Mam tak u siebie, było tak w dwóch R400 które sprawdzałem dla porównania w komisach lecz wydaje mi się to trochę anormalne. Przynajmniej w porównaniu do ojca Vectry i braciaka cytryny (choć tam to już inna bajka).

mikel1806 - Sob Sty 29, 2011 18:33

no tak ale skąd ten świst w okolicach pompy?
marcin316 - Sob Sty 29, 2011 18:39

greg-si, u mnie też tak jest ;) ale hamulce są OK, szczególnie jak założyłem zaciski od Pralki i wentylowane tarcze :) Pedał schodził powoli zarówno na starych tarczach i zaciskach jak i obecnie.

mikel1806, możesz też sprawdzić czy z któregoś cylinderka czy zacisku Ci płyn nie wycieka, może masz zapowietrzony układ?
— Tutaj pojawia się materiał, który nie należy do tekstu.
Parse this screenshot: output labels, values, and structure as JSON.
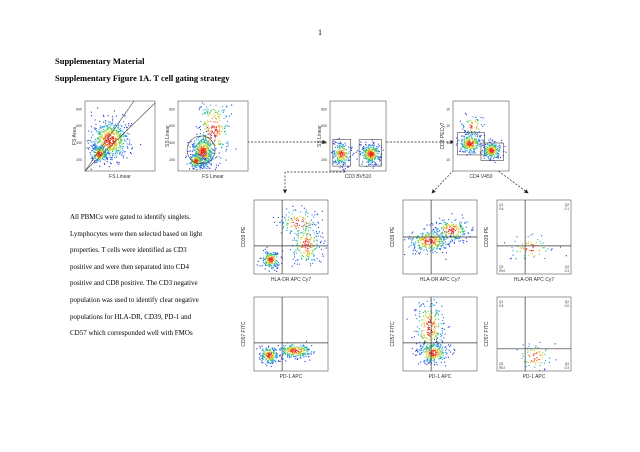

Można to wykryć wciskając na zapalonym silniku pedał hamulca. Jeśli przy pierwszym wciśnięciu będzie miękki i wejdzie głęboko, a przy kilkukrotnym energicznym naciśnięciu "urośnie" i nie da się tak głęboko wcisnąć to układ jest zapowietrzony.

Jeśli pojedziesz na stację diagnostyczną to za 20 zł diagnosta sprawdzi Ci siłę hamującą na poszczególnych kołach.

mikel1806 - Sob Sty 29, 2011 18:43

hm, ale czy gdy układ będzie zapowietrzony to będzie coś świstało ? :)
marcin316 - Sob Sty 29, 2011 18:47

Właśnie to świstanie najbardziej przemawia za nieszczelnością układu podciśnieniowego czyli uszkodzeniu pompki, przewodów bądź serwa. Jak to sprawdzić napisałem wyżej.
greg-si - Pon Sty 31, 2011 08:22

Cytat:
greg-si, u mnie też tak jest ;) ale hamulce są OK, szczególnie jak założyłem zaciski od Pralki i wentylowane tarcze :) Pedał schodził powoli zarówno na starych tarczach i zaciskach jak i obecnie.

No to spoko.
Choć wraz uważam że R nie hamuje tak jak powinien.

merh - Wto Lut 01, 2011 21:20

dołacze swoje grosze do tematu hamulców; nie wiem czy typową,ale napewno częstą u mnie usterką było zapiekanie sie prowadnic zacisków,zarówno przod jak i tył.trzeba je czyscic i smarować,szczegolnie teraz,gdy sa narazone na korozję.

kolejna sprawa- rozumiem że układ hamulcowy i przod i tył tarcze?

wsłuchaj sie dokładnie w ten świst,jesli to nie przewod prowadzący do kolektora,to wywal serwo.wymiana to pewnie jakies 50zł (znaczy koszt serwa)

greg-si - Wto Lut 01, 2011 22:08

może nie same prowadnice (jeśli gumki są dobre) a klocki w jarzmie. Tam się też zbiera syf i wystarczy kilka miesięcy (jeśli ktoś robi nieduże przebiegi) żeby klocki siedziały już sztywno.
Do tego mechanizm od ręcznego na zaciskach tylnych. Rdzewieje połączenie linki z tym mechanizmem co owocuje niepełnym odbijaniem ręcznego.

merh - Wto Lut 01, 2011 22:11

tak jest. widze ,ze usterki typowe. gumki na prowadnicach tez mam dobre i niby szczelne,a mimo tego rdza pęcznieje wewnątrz. zagladam tam profilaktycznie co miesiąc.